Erik Menendez Confessed to Killings, Transcript Indicates
One of two brothers accused in the 1989 killing of their parents in Beverly Hills confessed the crimes to a high school friend, according to Los Angeles County Grand Jury transcripts released Friday.
Craig Cignarelli said Erik Menendez told him a few days after the murders that his brother, Lyle Menendez, “looked at his father, shot his father who was sitting on the end of the couch. . . . He looked at Erik and said: ‘Shoot mom.’ ”
The transcripts and some exhibits were released by Superior Court Judge Stanley M. Weisberg a day after the California Supreme Court upheld another judge’s decision to allow partial release of the testimony.
Erik, 22, and Lyle Menendez, 24, were indicted in December on charges that they conspired to murder Jose Menendez, 45, an executive with LIVE Entertainment Inc. of Van Nuys, and Mary Louise (Kitty) Menendez, 47, on Aug. 20, 1989.
“He said they kept shooting until the guns were empty,” Cignarelli testified.
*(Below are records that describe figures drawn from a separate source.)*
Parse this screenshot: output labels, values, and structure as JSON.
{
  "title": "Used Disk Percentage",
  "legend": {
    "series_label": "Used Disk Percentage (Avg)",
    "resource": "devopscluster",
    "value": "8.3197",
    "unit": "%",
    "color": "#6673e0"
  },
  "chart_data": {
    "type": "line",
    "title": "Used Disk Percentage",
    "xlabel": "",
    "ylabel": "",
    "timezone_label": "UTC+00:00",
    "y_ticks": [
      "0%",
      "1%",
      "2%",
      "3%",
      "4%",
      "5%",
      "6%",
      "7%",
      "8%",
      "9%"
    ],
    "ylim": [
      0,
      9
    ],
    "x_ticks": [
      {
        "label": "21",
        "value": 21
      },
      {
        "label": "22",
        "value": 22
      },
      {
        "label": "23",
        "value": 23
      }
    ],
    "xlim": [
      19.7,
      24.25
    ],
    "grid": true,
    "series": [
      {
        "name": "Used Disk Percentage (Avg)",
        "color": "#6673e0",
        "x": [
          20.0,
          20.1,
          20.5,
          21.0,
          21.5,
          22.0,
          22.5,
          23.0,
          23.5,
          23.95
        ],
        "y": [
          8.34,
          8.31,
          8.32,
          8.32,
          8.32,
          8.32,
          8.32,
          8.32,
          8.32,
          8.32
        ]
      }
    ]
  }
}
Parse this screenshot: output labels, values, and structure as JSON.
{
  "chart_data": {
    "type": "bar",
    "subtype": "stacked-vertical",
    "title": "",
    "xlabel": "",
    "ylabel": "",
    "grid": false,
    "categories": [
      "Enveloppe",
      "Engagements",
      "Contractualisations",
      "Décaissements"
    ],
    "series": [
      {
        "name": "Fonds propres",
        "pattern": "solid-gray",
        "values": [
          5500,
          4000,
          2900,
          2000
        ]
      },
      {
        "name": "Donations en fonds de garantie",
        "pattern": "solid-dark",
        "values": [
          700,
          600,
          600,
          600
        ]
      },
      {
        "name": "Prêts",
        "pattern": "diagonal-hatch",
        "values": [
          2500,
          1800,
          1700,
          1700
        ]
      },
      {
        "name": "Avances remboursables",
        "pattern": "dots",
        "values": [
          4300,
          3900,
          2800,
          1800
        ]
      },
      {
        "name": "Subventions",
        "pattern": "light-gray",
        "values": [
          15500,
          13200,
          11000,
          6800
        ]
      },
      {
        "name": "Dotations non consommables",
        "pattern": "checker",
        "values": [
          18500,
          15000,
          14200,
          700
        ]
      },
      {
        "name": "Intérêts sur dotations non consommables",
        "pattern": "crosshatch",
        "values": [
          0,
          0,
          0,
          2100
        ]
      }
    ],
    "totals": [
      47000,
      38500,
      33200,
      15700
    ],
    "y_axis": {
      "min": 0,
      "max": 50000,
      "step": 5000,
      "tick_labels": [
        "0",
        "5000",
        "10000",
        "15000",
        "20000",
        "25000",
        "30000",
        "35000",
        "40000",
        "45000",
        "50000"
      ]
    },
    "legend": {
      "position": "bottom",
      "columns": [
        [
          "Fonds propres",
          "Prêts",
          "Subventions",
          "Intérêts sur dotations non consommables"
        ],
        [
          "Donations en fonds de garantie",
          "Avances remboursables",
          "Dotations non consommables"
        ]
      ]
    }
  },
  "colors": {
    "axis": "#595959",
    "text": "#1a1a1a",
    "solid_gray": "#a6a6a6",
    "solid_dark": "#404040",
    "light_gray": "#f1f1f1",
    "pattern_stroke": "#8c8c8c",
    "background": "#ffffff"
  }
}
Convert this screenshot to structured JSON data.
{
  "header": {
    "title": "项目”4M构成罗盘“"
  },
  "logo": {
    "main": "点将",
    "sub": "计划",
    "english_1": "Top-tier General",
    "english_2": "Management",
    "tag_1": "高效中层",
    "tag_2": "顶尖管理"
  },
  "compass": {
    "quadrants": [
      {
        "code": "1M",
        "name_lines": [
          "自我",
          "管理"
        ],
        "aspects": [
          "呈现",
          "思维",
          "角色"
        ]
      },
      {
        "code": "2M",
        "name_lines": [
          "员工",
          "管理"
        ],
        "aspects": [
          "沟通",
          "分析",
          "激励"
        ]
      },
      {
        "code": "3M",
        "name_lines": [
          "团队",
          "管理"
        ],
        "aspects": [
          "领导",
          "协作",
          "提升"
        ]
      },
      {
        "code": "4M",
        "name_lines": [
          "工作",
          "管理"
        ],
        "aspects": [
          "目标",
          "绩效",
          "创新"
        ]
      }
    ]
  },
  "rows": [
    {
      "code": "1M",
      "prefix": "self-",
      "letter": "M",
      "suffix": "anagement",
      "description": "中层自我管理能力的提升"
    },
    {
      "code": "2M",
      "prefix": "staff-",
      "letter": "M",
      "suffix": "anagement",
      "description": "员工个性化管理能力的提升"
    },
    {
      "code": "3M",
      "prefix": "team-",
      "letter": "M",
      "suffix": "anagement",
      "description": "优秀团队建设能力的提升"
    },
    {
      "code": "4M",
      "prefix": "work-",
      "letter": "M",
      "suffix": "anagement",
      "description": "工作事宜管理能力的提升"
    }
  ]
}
Also in the transcripts, police officers described the late-night scene at the mansion after one of the brothers frantically reported the crime. The pair said they had just returned home from a movie and a Santa Monica food festival. One man, a social friend, testified that Lyle had arranged to meet with him the night of the killings but did not show up.
According to the transcripts, a document expert said he believed that Erik Menendez forged a signature to purchase two shotguns in San Diego before the killings. A computer consultant testified that Lyle Menendez had hired him to search for any references to a will in the father’s computer and to erase what he found. Others testified that the brothers had spoken of a possible second will giving less money to them, but the expert said he found nothing.
Defense attorneys sought Friday to delay release of the material, despite the state Supreme Court decision, for fear of prejudicing potential jurors at the trial, scheduled to start in June.
But Weisberg said the effect of news reports would be “minimal.”
A psychotherapist’s testimony about alleged confessions by the brothers was not released under the court order.
Cignarelli testified that when he visited Erik Menendez a few days after the murders, “Erik looked at me and just kind of relaxed and said: ‘Do you want to know what happened?’ ”
Erik said the brothers had returned home after the movie to pick up a fake identification so Erik could drink at a bar, Cignarelli recalled. Erik described finding Lyle outside with two shotguns, Cignarelli said. At that point, “Lyle said: ‘Let’s do it,’ ” Cignarelli said.
Following his brother’s instructions, Cignarelli testified: “Erik stood up and shot his mom as she was standing up. . . . He said there was skin and blood all over the place.”
Cignarelli said he did not decide to tell the police for “a few months. . . . I was very shaky about whether I was going to turn in my best friend.”
Also released Friday were copies of a screenplay called “Friends,” which Cignarelli helped Erik write several months before the slayings.
In Scene 1, Hamilton, the hero, learns that he would inherit $157 million should his father die. “Hamilton smiles sadistically,” it says in the script.
In Scene 2, Hamilton enters his parents’ suite and kills them with razor wire. “Their faces are of questioning horror,” it says in the screenplay.
In a handwritten note Erik added to the scene, Hamilton “is intensely psychotic and extremely anxious to obtain his inheritance. A character worthy of Jekyll and Hyde,” Cignarelli testified.
Cignarelli, fitted with a recording device at the request of police, met with Erik Menendez, purportedly to discuss changes in the script. In the course of that conversation, Erik said “he and his brother would inherit $90 million and they would split it.”
In other sections of the transcript, the brothers’ spending habits were described. A bodyguard hired briefly by Lyle soon after the killings said he saw that son buy a Porsche, three homes and use a limousine to go shopping.
“He never showed any remorse over the death of his parents,” Richard Wenskoski testified. “He was just happy-go-lucky, carefree. . . . The more he spent, it seemed the happier he was.”